Diez señales que pueden avisar de una ludopatía antes de que sea tarde
Apostar puede empezar como un pasatiempo, pero en algunas personas el juego deja de ser ocio y se convierte en una conducta que manda. Los especialistas describen la ludopatía, o trastorno por juego, como la incapacidad persistente para frenar el impulso de jugar pese a las consecuencias negativas, con efectos emocionales, sociales y económicos que se acumulan con el tiempo.
Las cifras ayudan a entender por qué la detección temprana importa. En España, la encuesta EDADES señala que en 2024 el 53,8% de la población de 15 a 64 años jugó con dinero en el último año, y que la participación presencial fue muy superior a la online, que se situó en torno al 5,5%. Aun así, el riesgo existe.
El foco se pone, además, en los más jóvenes. Sanidad estima que un 4% del alumnado de 14 a 18 años podría presentar un posible juego problemático. Y en el tramo de 18 a 25 años, un estudio oficial sobre juego online indicó que, entre quienes hicieron apuestas online, en torno al 12% desarrolló síntomas de problemas con el juego.
Cuando el juego ocupa el centro
La primera señal suele ser mental, y por eso se pasa por alto. La persona piensa de forma recurrente en apostar, repasa jugadas, planifica la próxima sesión, se distrae en conversaciones cotidianas y busca cualquier hueco para “mirar un momento”. Esa preocupación constante por el juego es un termómetro, cuanto más espacio ocupa, menos margen queda para el resto.
Con frecuencia llega la escalada. Se apuesta más dinero o se juega con mayor intensidad para lograr la misma emoción o el mismo alivio. Es una necesidad creciente de apostar que a veces se justifica como “aprovechar una racha”. Al mismo tiempo, la conducta se vuelve difícil de frenar. Hay pérdida de control, intentos de reducir o abandonar que no se sostienen, promesas de “esta es la última” que se rompen al poco tiempo.
Otra señal clave es el uso del juego como anestesia emocional. Se juega para escapar de la ansiedad, del estrés, del aburrimiento o de una tristeza persistente. Cuando el juego pasa a ser un regulador del malestar, el riesgo aumenta. Y a partir de ahí se instala con facilidad el secretismo, aparecen las mentiras, minimizar el tiempo, ocultar importes, borrar rastros, improvisar excusas.

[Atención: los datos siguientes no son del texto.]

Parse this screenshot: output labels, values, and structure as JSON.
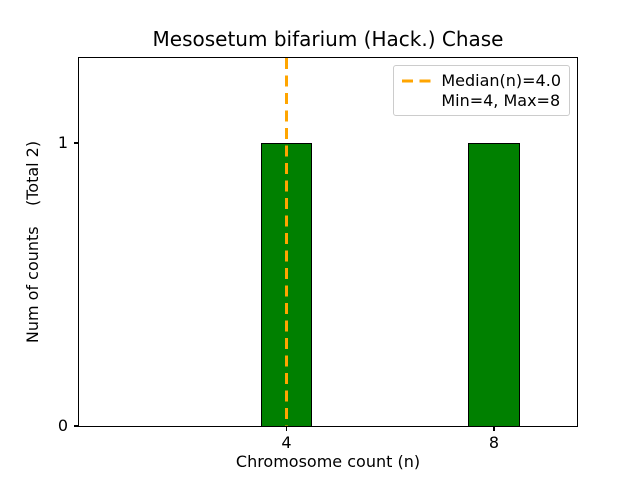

No es un rasgo moral, es una estrategia para proteger la conducta.
El deterioro económico suele llegar en oleadas. Primero son pérdidas asumibles, luego aparecen deudas, créditos, impagos, dinero que falta en casa. En ese punto surge una dinámica especialmente destructiva, los intentos desesperados de recuperar lo perdido. Perder no frena, empuja a volver para compensar, y esa persecución agranda la espiral.
Las consecuencias se notan también en la convivencia y en el trabajo. Crecen los conflictos familiares o laborales, se rompe la confianza, baja el rendimiento, se cometen errores por falta de concentración, se llega tarde o se busca tiempo para jugar a escondidas. En paralelo, el estado emocional se vuelve más frágil, irritabilidad, inquietud, ansiedad cuando no se puede jugar. También pueden aparecer alteraciones del sueño y un aislamiento progresivo.
La señal final, a menudo la más visible para el entorno, es el abandono de actividades importantes. Hobbies que se dejan, amistades que se apagan, planes que se cancelan, responsabilidades que se posponen una y otra vez. El juego ocupa el centro y lo demás se convierte en accesorio.
Conviene recordarlo, no es un problema de “fuerza de voluntad”. Suele estar ligado a distorsiones como la ilusión de control, y a dificultades para regular emociones. La intervención psicológica, el acompañamiento familiar y, en algunos casos, apoyo médico, ayudan a romper el ciclo y recuperar rutinas.
Conviene insistir en una idea, no hace falta que estén presentes todas las señales. La repetición de varias, y sobre todo el daño en la vida diaria, son motivos suficientes para pedir orientación. Actuar pronto puede marcar la diferencia, y evitar que el problema se cronifique.